お隣に人が入らないまま、数日が過ぎていた。

そんな折、私は休日を利用して、お祖母ちゃんの家に遊びに来ていた。
というか、夕食を肖りに来ていた。

「ねぇ、お祖母ちゃん。うちの隣って、いつ入るの?」

お祖母ちゃんの家でテーブルを囲み、私はパクリと煮物を口にする。
いつもながらに、よく味の沁みた大根だ。

お祖母ちゃんの作った煮物は相変わらず美味しくて、いつも作り方を教えてもらおうと思っているのだけれど、つい忘れてしまう。
帰りにでも訊いてみよう。

「隣? ああ、菜穂子のいるマンションかい。
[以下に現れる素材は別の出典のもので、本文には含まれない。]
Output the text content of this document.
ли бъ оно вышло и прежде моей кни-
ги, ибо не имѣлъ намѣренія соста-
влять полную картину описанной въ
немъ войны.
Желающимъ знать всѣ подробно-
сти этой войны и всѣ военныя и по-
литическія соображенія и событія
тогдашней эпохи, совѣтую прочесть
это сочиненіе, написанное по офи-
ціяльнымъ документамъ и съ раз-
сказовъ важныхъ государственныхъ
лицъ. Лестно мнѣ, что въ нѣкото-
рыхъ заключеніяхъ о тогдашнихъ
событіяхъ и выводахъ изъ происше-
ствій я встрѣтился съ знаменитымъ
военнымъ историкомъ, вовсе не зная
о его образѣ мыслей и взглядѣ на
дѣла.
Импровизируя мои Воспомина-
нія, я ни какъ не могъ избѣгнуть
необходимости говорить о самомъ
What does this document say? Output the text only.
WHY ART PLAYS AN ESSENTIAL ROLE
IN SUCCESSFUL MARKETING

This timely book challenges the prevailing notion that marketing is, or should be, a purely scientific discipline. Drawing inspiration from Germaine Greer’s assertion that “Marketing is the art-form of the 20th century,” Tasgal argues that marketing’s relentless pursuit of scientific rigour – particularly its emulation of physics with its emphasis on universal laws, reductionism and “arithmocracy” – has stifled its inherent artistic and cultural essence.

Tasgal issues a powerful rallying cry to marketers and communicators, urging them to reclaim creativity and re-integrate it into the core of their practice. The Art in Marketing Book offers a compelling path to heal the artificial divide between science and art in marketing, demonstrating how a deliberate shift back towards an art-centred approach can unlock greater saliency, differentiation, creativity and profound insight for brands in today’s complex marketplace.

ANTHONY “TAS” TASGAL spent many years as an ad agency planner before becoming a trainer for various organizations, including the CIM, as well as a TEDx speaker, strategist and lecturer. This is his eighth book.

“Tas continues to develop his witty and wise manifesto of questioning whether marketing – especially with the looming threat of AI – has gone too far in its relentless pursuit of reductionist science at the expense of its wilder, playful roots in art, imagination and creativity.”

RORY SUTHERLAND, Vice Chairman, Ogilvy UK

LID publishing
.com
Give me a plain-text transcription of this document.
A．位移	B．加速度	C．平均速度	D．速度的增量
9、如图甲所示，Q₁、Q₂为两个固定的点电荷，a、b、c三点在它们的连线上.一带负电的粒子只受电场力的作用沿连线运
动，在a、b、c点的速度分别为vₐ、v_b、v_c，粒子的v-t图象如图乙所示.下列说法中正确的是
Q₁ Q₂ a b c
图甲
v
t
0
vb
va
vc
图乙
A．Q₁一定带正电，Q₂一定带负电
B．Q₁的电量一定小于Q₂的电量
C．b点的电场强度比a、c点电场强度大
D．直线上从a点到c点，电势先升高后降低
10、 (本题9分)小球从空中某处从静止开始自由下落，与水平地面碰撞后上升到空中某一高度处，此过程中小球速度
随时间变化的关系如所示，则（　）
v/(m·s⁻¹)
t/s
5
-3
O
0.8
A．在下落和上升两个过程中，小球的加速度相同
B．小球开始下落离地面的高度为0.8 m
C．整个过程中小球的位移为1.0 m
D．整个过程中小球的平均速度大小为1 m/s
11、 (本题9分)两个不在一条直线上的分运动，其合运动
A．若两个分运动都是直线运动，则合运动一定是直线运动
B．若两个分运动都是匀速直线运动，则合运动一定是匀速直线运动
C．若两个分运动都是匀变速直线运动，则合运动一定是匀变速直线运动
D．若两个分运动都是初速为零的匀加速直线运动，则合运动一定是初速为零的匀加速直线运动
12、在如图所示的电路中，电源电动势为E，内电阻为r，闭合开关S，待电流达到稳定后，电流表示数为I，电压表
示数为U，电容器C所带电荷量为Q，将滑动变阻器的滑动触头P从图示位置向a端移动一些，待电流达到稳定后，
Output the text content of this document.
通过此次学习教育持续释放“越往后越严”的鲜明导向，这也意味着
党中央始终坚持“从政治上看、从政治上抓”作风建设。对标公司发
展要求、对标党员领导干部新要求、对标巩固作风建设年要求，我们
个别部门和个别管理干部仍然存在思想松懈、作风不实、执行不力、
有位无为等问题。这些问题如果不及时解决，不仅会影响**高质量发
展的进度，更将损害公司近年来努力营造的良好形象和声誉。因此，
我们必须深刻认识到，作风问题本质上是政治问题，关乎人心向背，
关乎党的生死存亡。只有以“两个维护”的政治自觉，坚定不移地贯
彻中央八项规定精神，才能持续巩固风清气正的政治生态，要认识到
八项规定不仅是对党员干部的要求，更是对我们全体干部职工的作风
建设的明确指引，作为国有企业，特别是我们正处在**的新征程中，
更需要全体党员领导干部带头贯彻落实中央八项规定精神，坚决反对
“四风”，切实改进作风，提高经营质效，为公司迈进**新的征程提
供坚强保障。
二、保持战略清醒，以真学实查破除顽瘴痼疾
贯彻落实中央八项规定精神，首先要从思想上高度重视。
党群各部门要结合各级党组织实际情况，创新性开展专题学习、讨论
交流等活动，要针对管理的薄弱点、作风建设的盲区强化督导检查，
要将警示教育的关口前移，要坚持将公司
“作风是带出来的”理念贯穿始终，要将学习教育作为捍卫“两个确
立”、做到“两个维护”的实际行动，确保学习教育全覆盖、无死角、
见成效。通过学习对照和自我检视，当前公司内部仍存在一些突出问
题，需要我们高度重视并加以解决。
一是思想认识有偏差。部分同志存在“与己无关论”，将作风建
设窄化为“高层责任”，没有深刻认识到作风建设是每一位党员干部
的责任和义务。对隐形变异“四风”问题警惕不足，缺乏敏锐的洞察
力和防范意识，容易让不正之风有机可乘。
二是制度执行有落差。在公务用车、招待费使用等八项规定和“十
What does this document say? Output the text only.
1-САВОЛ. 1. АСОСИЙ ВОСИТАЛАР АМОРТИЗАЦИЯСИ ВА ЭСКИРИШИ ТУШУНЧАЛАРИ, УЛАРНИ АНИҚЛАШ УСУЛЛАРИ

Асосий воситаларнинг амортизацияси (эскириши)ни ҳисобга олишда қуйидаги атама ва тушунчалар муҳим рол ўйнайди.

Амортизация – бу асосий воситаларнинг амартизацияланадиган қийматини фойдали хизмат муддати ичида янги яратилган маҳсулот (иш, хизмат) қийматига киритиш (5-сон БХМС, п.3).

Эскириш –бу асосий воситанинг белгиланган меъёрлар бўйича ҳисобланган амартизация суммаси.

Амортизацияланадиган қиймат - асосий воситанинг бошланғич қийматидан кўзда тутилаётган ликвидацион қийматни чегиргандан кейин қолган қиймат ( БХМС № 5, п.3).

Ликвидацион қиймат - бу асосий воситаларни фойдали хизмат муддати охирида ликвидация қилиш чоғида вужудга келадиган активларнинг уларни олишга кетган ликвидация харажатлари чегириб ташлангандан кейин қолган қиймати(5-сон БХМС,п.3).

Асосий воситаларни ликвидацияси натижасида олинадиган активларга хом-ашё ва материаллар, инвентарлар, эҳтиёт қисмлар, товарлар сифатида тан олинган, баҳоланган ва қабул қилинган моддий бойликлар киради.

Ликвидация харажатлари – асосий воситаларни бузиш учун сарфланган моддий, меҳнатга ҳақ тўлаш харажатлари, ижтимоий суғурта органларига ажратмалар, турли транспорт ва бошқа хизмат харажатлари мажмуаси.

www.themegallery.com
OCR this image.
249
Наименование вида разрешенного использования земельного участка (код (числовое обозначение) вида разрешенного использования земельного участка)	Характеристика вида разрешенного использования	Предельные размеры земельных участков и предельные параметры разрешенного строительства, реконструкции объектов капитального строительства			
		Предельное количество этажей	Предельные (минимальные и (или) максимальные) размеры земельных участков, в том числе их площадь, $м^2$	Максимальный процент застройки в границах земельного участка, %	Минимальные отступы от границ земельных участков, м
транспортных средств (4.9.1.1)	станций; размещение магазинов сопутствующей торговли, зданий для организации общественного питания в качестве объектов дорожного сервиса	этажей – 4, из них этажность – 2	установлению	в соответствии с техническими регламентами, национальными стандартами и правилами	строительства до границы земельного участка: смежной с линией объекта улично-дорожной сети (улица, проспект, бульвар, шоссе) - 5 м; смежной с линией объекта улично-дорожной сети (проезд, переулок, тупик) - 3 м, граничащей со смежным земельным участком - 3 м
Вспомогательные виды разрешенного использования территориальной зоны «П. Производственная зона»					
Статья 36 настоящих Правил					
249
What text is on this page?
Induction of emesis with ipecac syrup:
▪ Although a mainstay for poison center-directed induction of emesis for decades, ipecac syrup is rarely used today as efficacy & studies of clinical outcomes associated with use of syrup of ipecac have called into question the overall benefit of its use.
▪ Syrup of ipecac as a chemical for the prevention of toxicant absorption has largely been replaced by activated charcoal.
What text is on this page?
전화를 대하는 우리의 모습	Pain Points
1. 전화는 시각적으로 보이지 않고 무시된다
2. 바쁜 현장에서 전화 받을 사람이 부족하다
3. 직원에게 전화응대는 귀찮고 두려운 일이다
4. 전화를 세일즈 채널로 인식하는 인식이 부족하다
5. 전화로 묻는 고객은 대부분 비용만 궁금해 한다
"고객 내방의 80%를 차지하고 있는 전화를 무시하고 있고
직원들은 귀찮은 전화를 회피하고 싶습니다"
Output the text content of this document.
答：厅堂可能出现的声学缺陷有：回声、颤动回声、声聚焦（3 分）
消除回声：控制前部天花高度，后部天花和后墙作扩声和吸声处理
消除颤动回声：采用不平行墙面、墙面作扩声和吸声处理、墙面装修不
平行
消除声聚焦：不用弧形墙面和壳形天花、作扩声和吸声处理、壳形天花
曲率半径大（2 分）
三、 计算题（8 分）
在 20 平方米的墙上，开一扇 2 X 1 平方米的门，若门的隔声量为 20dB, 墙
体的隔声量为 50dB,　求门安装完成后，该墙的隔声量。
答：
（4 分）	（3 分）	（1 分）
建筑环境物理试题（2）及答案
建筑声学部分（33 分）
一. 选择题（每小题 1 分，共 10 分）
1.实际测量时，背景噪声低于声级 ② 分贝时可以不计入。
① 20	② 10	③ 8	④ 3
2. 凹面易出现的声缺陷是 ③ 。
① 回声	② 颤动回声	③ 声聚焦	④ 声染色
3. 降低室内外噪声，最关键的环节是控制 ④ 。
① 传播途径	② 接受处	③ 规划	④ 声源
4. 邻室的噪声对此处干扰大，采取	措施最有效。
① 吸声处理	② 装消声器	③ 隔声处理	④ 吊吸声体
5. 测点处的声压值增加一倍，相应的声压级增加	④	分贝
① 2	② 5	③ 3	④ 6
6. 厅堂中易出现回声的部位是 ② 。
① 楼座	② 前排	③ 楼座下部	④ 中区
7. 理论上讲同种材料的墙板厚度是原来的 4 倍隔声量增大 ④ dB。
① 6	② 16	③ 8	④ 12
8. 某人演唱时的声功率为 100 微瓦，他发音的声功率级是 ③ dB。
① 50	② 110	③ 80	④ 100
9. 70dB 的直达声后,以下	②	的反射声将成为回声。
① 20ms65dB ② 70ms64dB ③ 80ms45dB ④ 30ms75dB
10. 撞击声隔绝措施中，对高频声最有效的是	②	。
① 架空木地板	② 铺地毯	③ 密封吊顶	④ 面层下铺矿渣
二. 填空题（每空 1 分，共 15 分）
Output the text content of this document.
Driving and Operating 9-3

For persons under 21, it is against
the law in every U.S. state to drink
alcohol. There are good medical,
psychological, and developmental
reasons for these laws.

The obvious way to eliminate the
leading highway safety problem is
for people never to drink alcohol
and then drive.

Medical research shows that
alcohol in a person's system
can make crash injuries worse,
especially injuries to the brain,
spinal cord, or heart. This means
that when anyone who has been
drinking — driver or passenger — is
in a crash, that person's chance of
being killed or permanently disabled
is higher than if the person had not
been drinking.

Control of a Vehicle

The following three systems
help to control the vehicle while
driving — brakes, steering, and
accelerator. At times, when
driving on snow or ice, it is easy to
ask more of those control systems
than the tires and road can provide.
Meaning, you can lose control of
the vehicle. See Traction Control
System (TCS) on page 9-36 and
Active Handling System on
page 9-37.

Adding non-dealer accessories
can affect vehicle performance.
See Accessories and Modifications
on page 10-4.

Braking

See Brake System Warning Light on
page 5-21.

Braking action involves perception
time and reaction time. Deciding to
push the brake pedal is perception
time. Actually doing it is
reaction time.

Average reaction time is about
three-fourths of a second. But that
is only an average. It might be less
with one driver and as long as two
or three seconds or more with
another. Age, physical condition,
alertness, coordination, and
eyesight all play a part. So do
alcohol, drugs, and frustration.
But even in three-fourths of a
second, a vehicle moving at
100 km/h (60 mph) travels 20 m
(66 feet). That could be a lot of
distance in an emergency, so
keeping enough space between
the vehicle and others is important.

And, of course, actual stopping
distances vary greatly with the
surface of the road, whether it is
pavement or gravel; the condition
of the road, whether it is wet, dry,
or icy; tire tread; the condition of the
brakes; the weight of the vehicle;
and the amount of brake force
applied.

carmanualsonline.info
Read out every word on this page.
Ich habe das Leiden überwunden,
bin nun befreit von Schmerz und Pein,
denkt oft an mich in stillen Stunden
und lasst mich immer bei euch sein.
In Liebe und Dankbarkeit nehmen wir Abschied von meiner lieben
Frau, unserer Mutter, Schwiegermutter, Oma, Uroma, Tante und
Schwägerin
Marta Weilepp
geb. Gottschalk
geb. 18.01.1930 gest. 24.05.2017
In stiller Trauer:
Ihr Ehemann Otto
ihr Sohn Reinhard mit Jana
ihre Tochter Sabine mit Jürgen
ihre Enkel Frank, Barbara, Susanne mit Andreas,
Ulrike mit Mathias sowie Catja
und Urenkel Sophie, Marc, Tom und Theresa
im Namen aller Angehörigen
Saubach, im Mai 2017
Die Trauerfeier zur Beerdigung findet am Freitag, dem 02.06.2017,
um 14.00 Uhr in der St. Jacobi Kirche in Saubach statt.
確かー、来週末じゃなかったかねぇ?」

なんとものんきな大家のお祖母ちゃんだ。
お金に困っていないせいか、年の功か。
いつだってのんびり余裕綽々なんだよね。
私も、こんな年のとり方をしたいものだわ。

食事が済むと直ぐ、お祖母ちゃんは自分で淹れた緑茶をすすりながら、針仕事を始めた。

「何作ってるの?」
「鈴木さんところのお嬢さんがな、もう直ぐ出産だというから、お包みをな」

そういって針の先を頭にクイクイと刷り込ませている。
見た感じ、頭に針を突き刺しているようにしか見えなくて、とても痛そうだ。

昔、何で頭に針を刺すの? なんて子供ながらに痛いだろうと訊いたことがあった。
すると、それは刺しているんじゃなくて、針の滑りをよくするために、頭の油を針先につけているんだと教えてくれたことがあった。
昔の人の知恵だよね。
へぇ~。なんて感心したのを憶えている。